Le drone vole de manière autonome vers une source d'odeur à l'aide d'une antenne de papillon comme capteur
Un drone équipé d'une antenne d'un papillon mâle peut localiser la source d'une odeur plus précisément que tous les capteurs électriques. Malheureusement, cependant, la seule odeur qu'il peut détecter est la phéromone sexuelle émise par les femelles.
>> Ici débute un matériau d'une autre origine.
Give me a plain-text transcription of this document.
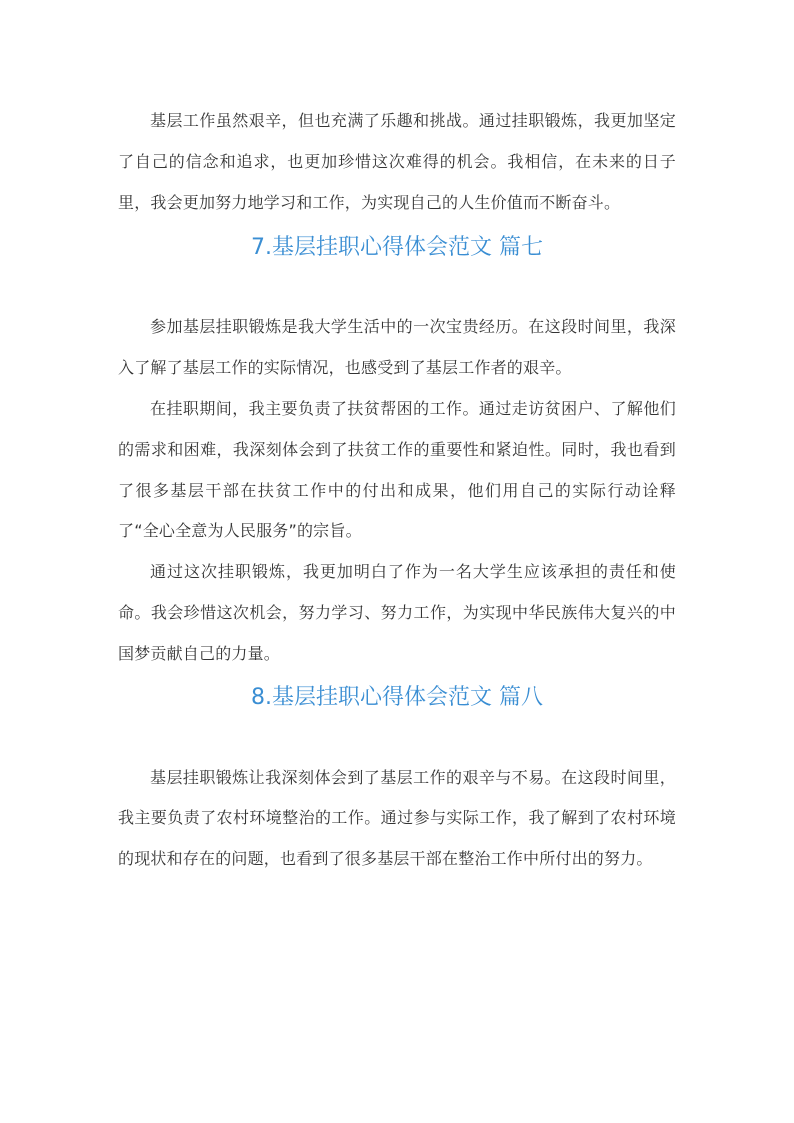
基层工作虽然艰辛，但也充满了乐趣和挑战。通过挂职锻炼，我更加坚定了自己的信念和追求，也更加珍惜这次难得的机会。我相信，在未来的日子里，我会更加努力地学习和工作，为实现自己的人生价值而不断奋斗。

7.基层挂职心得体会范文 篇七

参加基层挂职锻炼是我大学生活中的一次宝贵经历。在这段时间里，我深入了解了基层工作的实际情况，也感受到了基层工作者的艰辛。

在挂职期间，我主要负责了扶贫帮困的工作。通过走访贫困户、了解他们的需求和困难，我深刻体会到了扶贫工作的重要性和紧迫性。同时，我也看到了很多基层干部在扶贫工作中的付出和成果，他们用自己的实际行动诠释了“全心全意为人民服务”的宗旨。

通过这次挂职锻炼，我更加明白了作为一名大学生应该承担的责任和使命。我会珍惜这次机会，努力学习、努力工作，为实现中华民族伟大复兴的中国梦贡献自己的力量。

8.基层挂职心得体会范文 篇八

基层挂职锻炼让我深刻体会到了基层工作的艰辛与不易。在这段时间里，我主要负责了农村环境整治的工作。通过参与实际工作，我了解到了农村环境的现状和存在的问题，也看到了很多基层干部在整治工作中所付出的努力。
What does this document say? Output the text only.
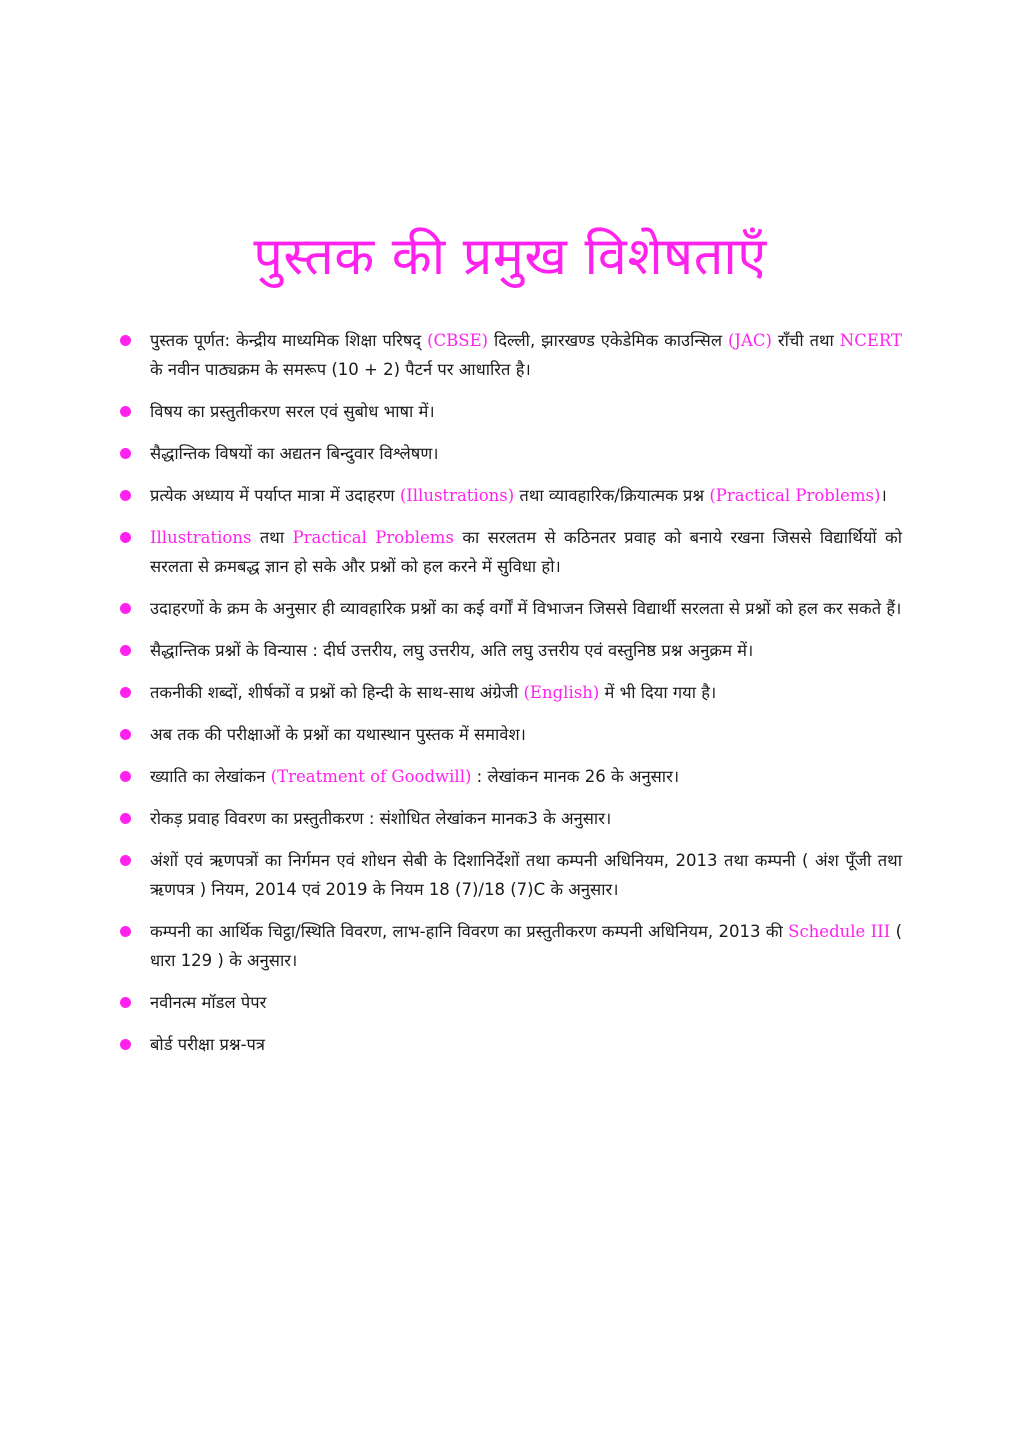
पुस्तक की प्रमुख विशेषताएँ
पुस्तक पूर्णत: केन्द्रीय माध्यमिक शिक्षा परिषद् (CBSE) दिल्ली, झारखण्ड एकेडेमिक काउन्सिल (JAC) राँची तथा NCERT के नवीन पाठ्यक्रम के समरूप (10 + 2) पैटर्न पर आधारित है।
विषय का प्रस्तुतीकरण सरल एवं सुबोध भाषा में।
सैद्धान्तिक विषयों का अद्यतन बिन्दुवार विश्लेषण।
प्रत्येक अध्याय में पर्याप्त मात्रा में उदाहरण (Illustrations) तथा व्यावहारिक/क्रियात्मक प्रश्न (Practical Problems)।
Illustrations तथा Practical Problems का सरलतम से कठिनतर प्रवाह को बनाये रखना जिससे विद्यार्थियों को सरलता से क्रमबद्ध ज्ञान हो सके और प्रश्नों को हल करने में सुविधा हो।
उदाहरणों के क्रम के अनुसार ही व्यावहारिक प्रश्नों का कई वर्गों में विभाजन जिससे विद्यार्थी सरलता से प्रश्नों को हल कर सकते हैं।
सैद्धान्तिक प्रश्नों के विन्यास : दीर्घ उत्तरीय, लघु उत्तरीय, अति लघु उत्तरीय एवं वस्तुनिष्ठ प्रश्न अनुक्रम में।
तकनीकी शब्दों, शीर्षकों व प्रश्नों को हिन्दी के साथ-साथ अंग्रेजी (English) में भी दिया गया है।
अब तक की परीक्षाओं के प्रश्नों का यथास्थान पुस्तक में समावेश।
ख्याति का लेखांकन (Treatment of Goodwill) : लेखांकन मानक 26 के अनुसार।
रोकड़ प्रवाह विवरण का प्रस्तुतीकरण : संशोधित लेखांकन मानक3 के अनुसार।
अंशों एवं ऋणपत्रों का निर्गमन एवं शोधन सेबी के दिशानिर्देशों तथा कम्पनी अधिनियम, 2013 तथा कम्पनी ( अंश पूँजी तथा ऋणपत्र ) नियम, 2014 एवं 2019 के नियम 18 (7)/18 (7)C के अनुसार।
कम्पनी का आर्थिक चिट्ठा/स्थिति विवरण, लाभ-हानि विवरण का प्रस्तुतीकरण कम्पनी अधिनियम, 2013 की Schedule III ( धारा 129 ) के अनुसार।
नवीनत्म मॉडल पेपर
बोर्ड परीक्षा प्रश्न-पत्र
Les capteurs électriques des odeurs sont couramment utilisés pour détecter les fuites de gaz, mais celles-ci sont relativement lentes à réagir aux odeurs et encore plus lentes à réinitialiser entre les mesures, explique Daigo Terutsuki à l'Université de Shinshu, au Japon. «Il est très difficile d'appliquer cela au suivi du drone et des odeurs», dit-il. « Nous utilisons donc un capteur à très grande vitesse, et c'est l'antenne d'insecte. »
Terutsuki et ses collègues ont créé un «drone bio-hybride» conçu pour naviguer aidé par l'odeur, comme les insectes, plutôt que de compter entièrement sur la vue. Les chercheurs avaient précédemment créé un prototype qui pouvait détecter des odeurs jusqu'à 2 mètres. Leur nouveau robot a une couverture en entonnoir au capteur pour rendre la détection plus directionnelle, et il est programmé pour tourner avec des pauses périodiques pour créer une carte plus claire des odeurs voisines. Les chercheurs disent qu'il a maintenant une gamme de 5 mètres – plus du double de la version précédente.
Dans les tests, il a pu voler de manière autonome vers une source d'odeur. Mais parce que l'antenne est tirée d'un mot à soie mâle (Bombyx Mori)il est finement réglé pour un produit chimique spécifique, connu sous le nom de Bombykol, qui est la phéromone sexuelle émise par les papillons femelles de l'espèce.
Terutsuki admet que cette capacité est d'une utilisation limitée, mais dit que le prototype n'est qu'une preuve de concept. Des recherches supplémentaires se concentreront sur l'utilisation de capteurs des moustiques, qui ont évolué pour détecter les mammifères sur lesquels les insectes peuvent se nourrir. Terutsuki dit que cela pourrait conduire à des drones autonomes qui peuvent retrouver les survivants piégés dans des décombres après des tremblements de terre.
Mais il y a plus de problèmes urgents à résoudre en premier. Par exemple, les antennes ont une courte durée de vie et le gel conducteur utilisé pour les connecter à des composants électriques – comme celui utilisé dans les tests échographiques – sèche après environ 5 heures.